Sentenza Sentenza Cassazione Civile n. 13495 del 20/06/2011

Cassazione civile sez. lav., 20/06/2011, (ud. 05/05/2011, dep. 20/06/2011), n.13495

LA CORTE SUPREMA DI CASSAZIONE

SEZIONE LAVORO

Composta dagli Ill.mi Sigg.ri Magistrati:

Dott. LAMORGESE Antonio – Presidente –

Dott. NOBILE Vittorio – rel. Consigliere –

Dott. TRIA Lucia – Consigliere –

Dott. BALESTRIERI Federico – Consigliere –

Dott. TRICOMI Irene – Consigliere –

ha pronunciato la seguente:

sentenza

sul ricorso proposto da:

S.F., elettivamente domiciliata in ROMA, VIA

FLAMINIA 79, presso lo studio dell’avvocato CIOCIOLA ROBERTO, che la

rappresenta e difende unitamente all’avvocato NANGANO ANNA MARIA,

giusta delega in atti;

– ricorrente –

contro

RETE FERROVIARIA ITALIANA S.P.A. (già Ferrovie dello Stato Società

di Trasporti e Servizi per Azioni), in persona del legale

rappresentante pro tempore, elettivamente domiciliata in ROMA, L.G.

FARAVELLI 22, presso lo studio dell’avvocato MORRICO ENZO, che la

rappresenta e difende, giusta delega in atti;

– controricorrente –

avverso la sentenza n. 2995/2005 della CORTE D’APPELLO di ROMA,

depositata il 17/02/2006 r.g.n. 11059/03;

udita la relazione della causa svolta nella pubblica udienza del

05/05/2011 dal Consigliere Dott. VITTORIO NOBILE;

udito l’Avvocato CIOCIOLA ROBERTO;

udito l’Avvocato VALERIA COSENTINO per delega MORRICO ENZO;

udito il P.M. in persona del Sostituto Procuratore Generale Dott.

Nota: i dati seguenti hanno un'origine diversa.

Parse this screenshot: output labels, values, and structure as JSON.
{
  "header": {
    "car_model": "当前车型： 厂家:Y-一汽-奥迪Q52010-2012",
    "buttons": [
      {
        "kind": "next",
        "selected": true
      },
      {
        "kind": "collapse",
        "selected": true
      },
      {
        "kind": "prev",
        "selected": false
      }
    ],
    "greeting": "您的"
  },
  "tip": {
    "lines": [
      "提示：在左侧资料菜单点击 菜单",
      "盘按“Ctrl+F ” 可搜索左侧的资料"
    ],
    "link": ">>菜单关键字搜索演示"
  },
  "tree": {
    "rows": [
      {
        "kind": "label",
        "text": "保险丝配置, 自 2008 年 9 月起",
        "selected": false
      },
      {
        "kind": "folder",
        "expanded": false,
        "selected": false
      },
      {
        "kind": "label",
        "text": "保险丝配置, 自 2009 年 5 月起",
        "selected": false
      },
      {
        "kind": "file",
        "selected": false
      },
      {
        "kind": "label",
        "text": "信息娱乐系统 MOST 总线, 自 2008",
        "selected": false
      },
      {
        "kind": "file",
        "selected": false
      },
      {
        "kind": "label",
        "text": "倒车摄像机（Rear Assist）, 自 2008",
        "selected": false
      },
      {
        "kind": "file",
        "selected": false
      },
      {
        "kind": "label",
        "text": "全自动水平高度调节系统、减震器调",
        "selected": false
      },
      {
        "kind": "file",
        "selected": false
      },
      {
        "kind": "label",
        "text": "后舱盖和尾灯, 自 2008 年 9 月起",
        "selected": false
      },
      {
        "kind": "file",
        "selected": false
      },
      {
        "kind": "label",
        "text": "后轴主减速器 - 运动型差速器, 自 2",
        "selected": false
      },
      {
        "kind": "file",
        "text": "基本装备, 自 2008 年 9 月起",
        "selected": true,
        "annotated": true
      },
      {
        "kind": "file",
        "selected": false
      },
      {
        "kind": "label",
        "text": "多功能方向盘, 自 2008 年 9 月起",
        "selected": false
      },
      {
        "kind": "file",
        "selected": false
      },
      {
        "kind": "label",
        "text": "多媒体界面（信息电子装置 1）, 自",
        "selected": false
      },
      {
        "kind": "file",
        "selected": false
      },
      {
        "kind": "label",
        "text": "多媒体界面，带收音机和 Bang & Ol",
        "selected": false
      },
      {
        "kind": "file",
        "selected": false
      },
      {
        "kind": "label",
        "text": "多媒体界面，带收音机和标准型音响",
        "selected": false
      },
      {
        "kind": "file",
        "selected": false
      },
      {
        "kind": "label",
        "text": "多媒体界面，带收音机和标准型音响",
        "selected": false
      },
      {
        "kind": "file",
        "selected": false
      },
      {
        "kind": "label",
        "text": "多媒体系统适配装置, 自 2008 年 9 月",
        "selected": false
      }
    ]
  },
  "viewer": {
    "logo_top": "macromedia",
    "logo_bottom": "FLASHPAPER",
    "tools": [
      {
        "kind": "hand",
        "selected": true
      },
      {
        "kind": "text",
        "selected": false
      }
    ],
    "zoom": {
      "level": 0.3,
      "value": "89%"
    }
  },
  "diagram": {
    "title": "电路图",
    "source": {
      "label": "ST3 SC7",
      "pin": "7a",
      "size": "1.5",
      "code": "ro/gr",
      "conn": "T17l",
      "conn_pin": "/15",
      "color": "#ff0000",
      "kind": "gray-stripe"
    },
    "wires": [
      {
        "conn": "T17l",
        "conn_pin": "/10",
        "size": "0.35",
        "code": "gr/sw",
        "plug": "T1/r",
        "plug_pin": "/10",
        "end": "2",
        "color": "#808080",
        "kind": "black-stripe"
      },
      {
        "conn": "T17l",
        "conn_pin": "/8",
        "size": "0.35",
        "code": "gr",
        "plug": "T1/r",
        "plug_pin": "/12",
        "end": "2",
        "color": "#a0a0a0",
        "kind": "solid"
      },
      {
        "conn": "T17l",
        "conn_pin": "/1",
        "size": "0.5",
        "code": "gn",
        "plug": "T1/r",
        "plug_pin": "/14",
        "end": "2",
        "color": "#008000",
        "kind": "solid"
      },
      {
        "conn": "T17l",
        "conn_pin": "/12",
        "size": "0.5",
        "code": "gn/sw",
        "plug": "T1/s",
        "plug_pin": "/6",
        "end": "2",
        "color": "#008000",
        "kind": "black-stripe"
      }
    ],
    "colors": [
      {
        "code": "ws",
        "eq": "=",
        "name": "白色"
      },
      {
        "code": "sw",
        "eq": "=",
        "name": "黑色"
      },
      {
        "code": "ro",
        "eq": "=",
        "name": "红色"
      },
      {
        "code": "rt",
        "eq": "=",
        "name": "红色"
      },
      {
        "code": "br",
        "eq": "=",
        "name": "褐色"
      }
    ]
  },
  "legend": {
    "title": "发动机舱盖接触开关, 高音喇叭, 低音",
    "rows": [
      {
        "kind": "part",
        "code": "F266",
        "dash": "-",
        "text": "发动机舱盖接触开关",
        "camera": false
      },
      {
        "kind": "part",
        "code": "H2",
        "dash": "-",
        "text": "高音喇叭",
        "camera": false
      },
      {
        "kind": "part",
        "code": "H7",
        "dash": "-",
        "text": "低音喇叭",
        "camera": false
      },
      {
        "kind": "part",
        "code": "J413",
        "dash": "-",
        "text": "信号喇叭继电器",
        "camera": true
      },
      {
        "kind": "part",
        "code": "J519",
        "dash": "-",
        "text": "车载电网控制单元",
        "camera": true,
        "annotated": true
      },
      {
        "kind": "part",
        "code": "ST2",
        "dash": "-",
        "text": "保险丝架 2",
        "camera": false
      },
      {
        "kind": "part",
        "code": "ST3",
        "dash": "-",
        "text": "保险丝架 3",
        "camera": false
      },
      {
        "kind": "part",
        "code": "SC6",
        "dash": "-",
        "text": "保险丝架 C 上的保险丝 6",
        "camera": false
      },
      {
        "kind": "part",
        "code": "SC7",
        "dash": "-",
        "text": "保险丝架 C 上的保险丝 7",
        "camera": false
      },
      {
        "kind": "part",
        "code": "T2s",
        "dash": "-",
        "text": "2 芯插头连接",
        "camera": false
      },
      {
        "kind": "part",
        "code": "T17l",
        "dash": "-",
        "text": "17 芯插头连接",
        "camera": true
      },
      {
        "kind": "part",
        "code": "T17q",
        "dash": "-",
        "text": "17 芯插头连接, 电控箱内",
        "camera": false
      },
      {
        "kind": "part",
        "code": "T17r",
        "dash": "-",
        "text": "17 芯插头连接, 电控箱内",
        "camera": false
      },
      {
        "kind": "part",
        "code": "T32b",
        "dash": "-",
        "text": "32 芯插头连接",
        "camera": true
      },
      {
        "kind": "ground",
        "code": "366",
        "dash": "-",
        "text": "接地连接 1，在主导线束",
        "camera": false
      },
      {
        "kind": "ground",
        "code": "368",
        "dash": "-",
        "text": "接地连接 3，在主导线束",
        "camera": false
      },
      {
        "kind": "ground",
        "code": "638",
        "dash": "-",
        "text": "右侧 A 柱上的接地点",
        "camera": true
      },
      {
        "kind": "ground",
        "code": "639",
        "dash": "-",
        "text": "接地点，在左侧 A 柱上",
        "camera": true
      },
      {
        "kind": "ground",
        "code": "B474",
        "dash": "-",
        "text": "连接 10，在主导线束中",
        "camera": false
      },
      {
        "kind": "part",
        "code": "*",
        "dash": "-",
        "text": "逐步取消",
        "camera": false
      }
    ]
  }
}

CESQUI Elisabetta, che ha concluso per il rigetto del ricorso.

Fatto

SVOLGIMENTO DEL PROCESSO

Con sentenza n. 29365/2002 il Giudice del lavoro del Tribunale di Roma rigettava la domanda proposta da S.F. nei confronti della Rete Ferroviaria Italiana s.p.a., intesa ad ottenere il riconoscimento dello svolgimento da parte della attrice, fin dal novembre 1989 e fino alla cessazione del servizio, delle superiori mansioni di dirigente con conseguente diritto al corrispondente trattamento economico, nonchè l’inquadramento definitivo, fin dal 1- 2-1990, nella qualifica di dirigente con diritto al corrispondente trattamento economico, e la condanna della società al pagamento in suo favore delle conseguenti differenze retributive, indennitarie e pensionistiche.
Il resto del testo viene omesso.